Per ben quattro volte in appena due mesi e mezzo Rahul, un bimbetto nato nel Tamil Nadu (India meridionale), è stato ricoverato d’urgenza in ospedale dai genitori terrorizzati che hanno visto il suo corpo incendiarsi all’improvviso in punti specifici. Il mondo medico – ma anche esperti di fenomeni paranormali – a livello locale e internazionale stanno cercando da vari giorni di dare una spiegazione a questo fenomeno senza per il momento aver trovato per esso, nonostante i molteplici test realizzati, una spiegazione convincente. Fra approfondimenti scientifici e scetticismo, scrive oggi il quotidiano The Times of India, il caso viene comunque ricollegato alla famiglia di quelli della cosiddetta “Combustione umana spontanea” (Shc, secondo la terminologia inglese) e di cui sarebbero stati segnalati circa 200 presunti casi negli ultimi tre secoli in ogni parte del mondo. Fra i più celebri, senza dubbio quello della contessa cesenate Cornelia Bandi, nonna materna di Pio IV, che nel marzo del 1731 fu trovata a terra dalla sua domestica nella camera da letto, con le gambe ed una parte del cranio intatti, ma il corpo completamente carbonizzato. Un consiglio di dotti dell’epoca (fra cui Padre Ippolito Bevilacqua dell’Ordine Olivetano, il marchese Scipione Maffei e il canonico di Cesena, Giuseppe Bianchini), sostenne che si trattava sicuramente di un evento di ”combustione spontanea”. Il fatto impressionò anche Charles Dickens che lo menzionò nella prefazione del suo romanzo Bleak House (Casa desolata). La prima volta che la mamma del piccolo, Rajeshwari, ha assistito incredula al fenomeno è stato appena nove giorni dopo il parto. Ricoverato in ospedale per 72 ore, il piccolo Rahul è stato trovato sano e forte, e quindi dimesso. Ma poco dopo essere tornato a casa, il suo corpo si è nuovamente ustionato. Dopo un terzo ed un quarto episodio dello stesso genere, i genitori hanno portato il figlioletto nel famoso Kilpauk Medical College (KMC) di Chennai per studi più approfonditi, che per il momento non hanno fornito risposte conclusive. Il pediatra Narayana Babu, che ha in cura Rahul, ha dichiarato che la ragione potrebbe essere ”l’emissione di un qualche gas altamente combustibile attraverso i suoi pori di cui non abbiamo ancora scoperto la natura”.
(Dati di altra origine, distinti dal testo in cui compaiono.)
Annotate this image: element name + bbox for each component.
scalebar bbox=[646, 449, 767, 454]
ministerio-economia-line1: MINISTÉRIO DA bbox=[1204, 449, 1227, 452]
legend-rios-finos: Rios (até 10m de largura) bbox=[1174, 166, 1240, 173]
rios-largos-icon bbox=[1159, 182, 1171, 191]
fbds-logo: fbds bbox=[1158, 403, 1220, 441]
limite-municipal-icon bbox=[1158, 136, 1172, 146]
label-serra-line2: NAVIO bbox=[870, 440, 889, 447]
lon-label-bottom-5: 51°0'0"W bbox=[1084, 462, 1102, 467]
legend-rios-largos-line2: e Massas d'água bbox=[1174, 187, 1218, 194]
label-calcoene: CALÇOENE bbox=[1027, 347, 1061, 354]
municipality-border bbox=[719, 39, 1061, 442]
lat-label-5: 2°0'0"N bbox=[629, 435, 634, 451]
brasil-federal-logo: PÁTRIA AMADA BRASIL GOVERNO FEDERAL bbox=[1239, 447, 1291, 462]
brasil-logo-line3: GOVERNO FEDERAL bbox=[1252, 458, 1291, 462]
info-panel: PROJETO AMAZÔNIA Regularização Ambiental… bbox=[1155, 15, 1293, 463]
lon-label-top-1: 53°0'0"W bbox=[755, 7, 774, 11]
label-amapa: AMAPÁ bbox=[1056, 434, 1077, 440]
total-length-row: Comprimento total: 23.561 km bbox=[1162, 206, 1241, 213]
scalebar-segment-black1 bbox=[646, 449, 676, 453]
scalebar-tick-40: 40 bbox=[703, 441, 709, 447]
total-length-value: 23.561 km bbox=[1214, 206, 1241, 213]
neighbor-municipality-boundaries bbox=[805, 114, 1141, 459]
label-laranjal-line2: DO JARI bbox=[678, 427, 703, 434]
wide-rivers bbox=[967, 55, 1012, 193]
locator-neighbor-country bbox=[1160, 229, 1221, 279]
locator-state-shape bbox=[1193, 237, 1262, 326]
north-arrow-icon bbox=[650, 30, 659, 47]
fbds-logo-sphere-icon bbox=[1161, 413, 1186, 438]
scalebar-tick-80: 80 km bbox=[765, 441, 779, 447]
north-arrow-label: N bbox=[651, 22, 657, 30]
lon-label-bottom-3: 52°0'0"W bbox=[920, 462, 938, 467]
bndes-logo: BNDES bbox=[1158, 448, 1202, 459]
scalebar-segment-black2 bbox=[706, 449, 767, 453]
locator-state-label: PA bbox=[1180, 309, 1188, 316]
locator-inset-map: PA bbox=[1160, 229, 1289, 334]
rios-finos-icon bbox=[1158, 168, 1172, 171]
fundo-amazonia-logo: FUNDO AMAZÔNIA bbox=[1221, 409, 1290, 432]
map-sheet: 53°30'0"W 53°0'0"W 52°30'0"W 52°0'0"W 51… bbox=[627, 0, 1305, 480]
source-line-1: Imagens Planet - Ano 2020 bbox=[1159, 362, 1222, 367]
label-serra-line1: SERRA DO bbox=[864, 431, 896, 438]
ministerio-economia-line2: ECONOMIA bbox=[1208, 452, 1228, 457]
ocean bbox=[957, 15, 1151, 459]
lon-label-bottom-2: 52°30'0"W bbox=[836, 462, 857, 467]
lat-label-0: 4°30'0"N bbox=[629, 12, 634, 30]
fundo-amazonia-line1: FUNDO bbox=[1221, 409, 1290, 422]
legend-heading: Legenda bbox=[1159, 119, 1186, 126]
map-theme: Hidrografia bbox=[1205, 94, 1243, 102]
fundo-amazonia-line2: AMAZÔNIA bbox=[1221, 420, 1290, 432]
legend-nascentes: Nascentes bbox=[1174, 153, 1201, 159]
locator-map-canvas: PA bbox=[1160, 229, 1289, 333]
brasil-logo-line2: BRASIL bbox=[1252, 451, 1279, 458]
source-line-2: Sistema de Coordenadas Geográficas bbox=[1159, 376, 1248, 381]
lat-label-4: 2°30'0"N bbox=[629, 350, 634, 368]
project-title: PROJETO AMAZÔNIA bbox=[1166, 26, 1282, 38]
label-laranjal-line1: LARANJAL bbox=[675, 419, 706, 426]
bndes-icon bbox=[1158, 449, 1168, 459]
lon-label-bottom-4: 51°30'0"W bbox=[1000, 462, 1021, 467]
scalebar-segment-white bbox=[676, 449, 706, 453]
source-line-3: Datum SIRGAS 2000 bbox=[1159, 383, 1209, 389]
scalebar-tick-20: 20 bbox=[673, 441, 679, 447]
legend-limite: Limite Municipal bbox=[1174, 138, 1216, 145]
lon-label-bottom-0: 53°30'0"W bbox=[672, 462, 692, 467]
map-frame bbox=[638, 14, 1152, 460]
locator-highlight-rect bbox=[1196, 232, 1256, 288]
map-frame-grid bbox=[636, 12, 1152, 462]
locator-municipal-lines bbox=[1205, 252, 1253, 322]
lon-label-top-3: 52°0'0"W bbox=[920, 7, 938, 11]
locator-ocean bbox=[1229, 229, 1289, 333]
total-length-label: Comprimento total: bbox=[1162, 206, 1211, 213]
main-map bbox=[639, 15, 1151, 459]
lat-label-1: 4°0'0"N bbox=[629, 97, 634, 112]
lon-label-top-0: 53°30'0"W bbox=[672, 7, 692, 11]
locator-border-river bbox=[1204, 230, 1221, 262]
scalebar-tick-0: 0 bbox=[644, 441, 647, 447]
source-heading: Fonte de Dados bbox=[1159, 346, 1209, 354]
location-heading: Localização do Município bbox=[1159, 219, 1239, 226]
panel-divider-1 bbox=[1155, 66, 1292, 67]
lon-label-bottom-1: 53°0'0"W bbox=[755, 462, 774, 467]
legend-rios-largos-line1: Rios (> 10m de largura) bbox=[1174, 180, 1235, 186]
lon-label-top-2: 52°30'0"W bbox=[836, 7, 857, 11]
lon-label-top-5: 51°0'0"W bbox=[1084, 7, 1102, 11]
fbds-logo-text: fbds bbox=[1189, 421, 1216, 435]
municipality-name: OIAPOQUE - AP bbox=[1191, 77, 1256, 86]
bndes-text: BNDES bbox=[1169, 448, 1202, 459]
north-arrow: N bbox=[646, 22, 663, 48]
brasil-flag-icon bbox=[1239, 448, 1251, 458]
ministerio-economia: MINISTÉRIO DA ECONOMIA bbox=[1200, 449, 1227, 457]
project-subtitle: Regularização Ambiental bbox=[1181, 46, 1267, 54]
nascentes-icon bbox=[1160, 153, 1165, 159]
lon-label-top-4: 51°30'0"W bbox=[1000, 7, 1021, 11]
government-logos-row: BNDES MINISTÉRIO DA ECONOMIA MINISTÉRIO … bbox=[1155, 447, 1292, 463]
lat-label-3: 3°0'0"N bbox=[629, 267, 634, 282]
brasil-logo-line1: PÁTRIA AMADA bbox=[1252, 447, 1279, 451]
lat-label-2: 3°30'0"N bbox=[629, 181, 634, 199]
Il fenomeno della combustione umana spontanea (Shc) – che verrebbe citato dalla stampa indiana in realtà ”non è supportato da evidenze scientifiche”, sottolinea Salvatore Tripodi, responsabile dell’Unità complessa di pediatria all’Ospedale Sandro Pertini di Roma e membro della Società italiana di allergologie e immunologia pediatrica. «Ad oggi, non è stata dimostrata scientificamente la possibilità di un meccanismo spontaneo di combustione umana. Si tratta dunque, a mio parere – commenta l’esperto – di una sindrome poco credibile o, in alcuni contesti particolari, di una sorta di leggenda metropolitana». Infatti, rileva lo specialista, «studi disponibili sull’argomento dimostrano che nei pochi presunti casi denunciati afferibili al fenomeno della combustione umana spontanea, in realtà, sarebbero state delle cause esterne ad aver provocato la combustione del corpo. In alcuni casi, si è trattato di una combustione del corpo post-portem dovuta, in realtà, a fattori esterni accidentali».